How, you may ask? The nonprofit recovery organization the Stout Street Foundation puts it this way: “Tasting beer can trigger euphoric recall, which is the memories of the good times of drinking. For an addict or alcoholic, part of the disease is having difficulty remembering or acknowledging all of the negative consequences of active addiction.”

And anyone who’s made it through early recovery has a more than passing familiarity with cravings. As the National Institute on Alcohol Abuse and Alcoholism puts it, “The words ‘urge’ and ‘craving’ refer to a broad range of thoughts, physical sensations, or emotions that tempt you to drink, even though you have at least some desire not to. You may feel an uncomfortable pull in two directions or sense a loss of control.”

So … Can Alcoholics Drink Nonalcoholic Beer?

If you ask Google “can alcoholics drink nonalcoholic beer,” you’ll get a multitude of responses, including some from individuals who maintain sobriety blogs. These individuals stress the importance of responsible decision-making, but they also detail how they arrived at their own decision. Blogger Jean McCarthy, who maintains the blog UnPickled, admits that she never gave drinking a nonalcoholic beer much thought until a sober friend questioned her decision. She even posed the question online and found that “many (Alcoholics Anonymous) discussion board participants are adamant that drinking NA beer is considered a relapse and many recovery organizations say avoiding it entirely is a best practice.”

However, she continued, her opinion was based on her own sobriety and experience, and she advises readers to “know your triggers and stay away from them.”

“I eat some food that is cooked with wine (i.e. pasta, soups and stews) but I don’t eat deserts such as tiramisu or rum cake,” she writes. “I feel safe drinking NA beer and the occasional NA cider, but I don’t drink de-alcoholized wine. To me, the benefits of having a NA beer delivered to my table outweigh the risks of ordering a mocktail and possibly getting the wrong drink. I stay aware and keep myself safe, but what works for me might not work for someone else.”

Blogger Kelly Fitzgerald Junco, a.k.a. “the Sober Senorita,” acknowledges similar warnings by those in recovery about nonalcoholic beers: “From what I’ve heard and read online, most 12-step programs advise against consuming non-alcoholic brews. They say it’s a slippery slope. Just the smell of something similar to alcohol could be enough to trigger a craving and lead to a relapse. Some people suggest that pretending you are drinking alcohol is  ‘romanticizing the drink’ and can be dangerous.” However, she continues, while she understands that point of view, her own experience is contrary to it: “Personally, it doesn’t do that for me.

“I believe the decision to indulge in ‘fake drinks’ is a personal one,” she continues. “For myself I think non-alcoholic beer is a blessing. I can indulge when I am at a social gathering, out to dinner, or after work on a long day.
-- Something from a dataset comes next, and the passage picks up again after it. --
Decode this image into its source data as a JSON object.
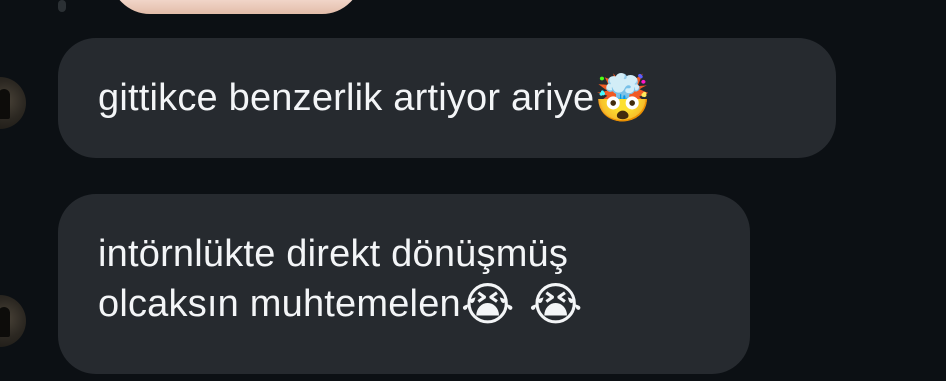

It helps me feel not left out, it gives me the momentary feeling that I am not different, and yes it acts maybe as an alcoholic drink would for normal people — it takes the edge off. The best part is — it’s not an alcoholic beverage and I don’t have to worry about controlling my drinking, getting myself in trouble, being hungover, and all the other bad behaviors that went right along with my drinking.”

However, both Junco and McCarthy stress the importance of individual choice — and the fact that their experiences are their own and shouldn’t be taken as a wholesale affirmative to the question, “can alcoholics drink nonalcoholic beer?”

Every recovering addict and alcoholic needs, as the NIAAA points out, to be aware of his or her triggers, and to do two things:

  • Avoid high-risk situations: “In many cases, your best strategy will be to avoid taking the chance that you’ll have an urge, then slip and drink. At home, keep little or no alcohol. Socially, avoid activities involving drinking.”
  • Cope with triggers you can’t avoid by reminding yourself why you’re sober; talking through the craving with someone like a sponsor; distracting yourself with another activity; or leaving high-risk situations altogether.

In short, if you’re wondering, “can alcoholics drink nonalcoholic beer?,” ask yourself this: Are the rewards of doing so worth the risk to your sobriety? If the answer is no, then don’t do it.